Esa noche de jueves pasamos de los besos y las caricias en mi entrepierna, a un sexo apasionado y frugal. Sin pretensiones. Sin expectativas. Sin ataduras. Sin amor. Sólo deseo. Un tipo de deseo nuevo y  hedonista, en el que quería profundizar y disfrutar, sin pensar en el futuro.
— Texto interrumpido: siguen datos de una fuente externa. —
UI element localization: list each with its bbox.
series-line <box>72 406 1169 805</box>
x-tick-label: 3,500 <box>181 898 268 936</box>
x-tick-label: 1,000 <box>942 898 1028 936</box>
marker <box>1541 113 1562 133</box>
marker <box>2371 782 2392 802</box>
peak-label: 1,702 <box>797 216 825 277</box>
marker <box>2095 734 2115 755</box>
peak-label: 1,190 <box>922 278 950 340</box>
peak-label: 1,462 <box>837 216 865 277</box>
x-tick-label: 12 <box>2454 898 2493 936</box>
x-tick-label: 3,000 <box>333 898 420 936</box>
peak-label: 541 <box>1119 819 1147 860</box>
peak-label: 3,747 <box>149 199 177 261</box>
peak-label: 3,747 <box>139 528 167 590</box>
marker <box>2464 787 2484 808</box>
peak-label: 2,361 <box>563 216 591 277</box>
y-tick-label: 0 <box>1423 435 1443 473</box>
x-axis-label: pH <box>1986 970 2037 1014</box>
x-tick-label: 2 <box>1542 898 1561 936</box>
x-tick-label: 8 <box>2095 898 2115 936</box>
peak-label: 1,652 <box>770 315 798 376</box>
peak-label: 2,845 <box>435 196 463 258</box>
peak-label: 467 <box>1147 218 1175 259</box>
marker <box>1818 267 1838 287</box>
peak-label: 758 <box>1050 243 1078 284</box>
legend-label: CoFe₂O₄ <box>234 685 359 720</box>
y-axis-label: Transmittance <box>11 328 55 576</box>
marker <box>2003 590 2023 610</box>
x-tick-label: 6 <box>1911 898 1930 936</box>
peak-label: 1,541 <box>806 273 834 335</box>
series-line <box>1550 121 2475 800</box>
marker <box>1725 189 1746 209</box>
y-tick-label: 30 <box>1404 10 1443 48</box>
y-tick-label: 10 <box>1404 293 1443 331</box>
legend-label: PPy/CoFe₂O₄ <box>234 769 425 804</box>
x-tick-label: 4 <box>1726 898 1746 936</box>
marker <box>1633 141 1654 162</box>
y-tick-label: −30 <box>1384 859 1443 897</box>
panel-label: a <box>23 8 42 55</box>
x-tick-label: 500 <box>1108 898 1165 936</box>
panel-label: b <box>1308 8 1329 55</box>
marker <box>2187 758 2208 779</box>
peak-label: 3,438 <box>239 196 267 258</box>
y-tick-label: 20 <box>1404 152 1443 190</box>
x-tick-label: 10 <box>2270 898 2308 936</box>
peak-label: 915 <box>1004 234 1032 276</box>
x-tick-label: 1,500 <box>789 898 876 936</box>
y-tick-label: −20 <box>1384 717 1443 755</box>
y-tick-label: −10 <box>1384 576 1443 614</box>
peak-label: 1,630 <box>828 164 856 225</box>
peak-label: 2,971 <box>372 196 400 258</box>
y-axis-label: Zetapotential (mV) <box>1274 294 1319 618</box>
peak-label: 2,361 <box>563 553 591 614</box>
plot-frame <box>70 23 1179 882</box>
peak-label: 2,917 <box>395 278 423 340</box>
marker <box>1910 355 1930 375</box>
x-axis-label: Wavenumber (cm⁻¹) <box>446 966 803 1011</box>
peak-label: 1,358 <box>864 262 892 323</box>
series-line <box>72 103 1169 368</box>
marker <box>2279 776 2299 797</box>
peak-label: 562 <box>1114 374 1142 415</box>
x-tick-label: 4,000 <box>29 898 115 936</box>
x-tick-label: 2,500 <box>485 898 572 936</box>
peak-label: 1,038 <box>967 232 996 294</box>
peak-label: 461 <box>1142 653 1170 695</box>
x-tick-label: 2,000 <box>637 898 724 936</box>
No voy a hacer de lo que pasó aquella noche de jueves algo romántico e idílico, pero donde yo veía estrías, arrugas y alguna cicatriz, él veía un terreno inexplorado, que ansiaba conocer, acariciar y besar. Yo nunca he sido una mujer insegura, pero debo reconocer que mi cuerpo no es perfecto y que a veces, he tenido cierta manía hacia alguna de sus partes. Hoy, no. Hoy me sentía como una diosa, deseada por un jovencísimo y atractivo muchacho desconocido, que quería experimentar y pasarlo bien. Sin más.
Sinceramente, nunca había visto el sexo de aquella manera. Nunca me había sentido tan guapa y deseada. Tenía claro, que esto iba a ser algo efímero y secreto. Un secreto entre Pablo, la señora Carmen y yo. Esa noche, sin duda, había marcando el principio de una nueva etapa de mi vida.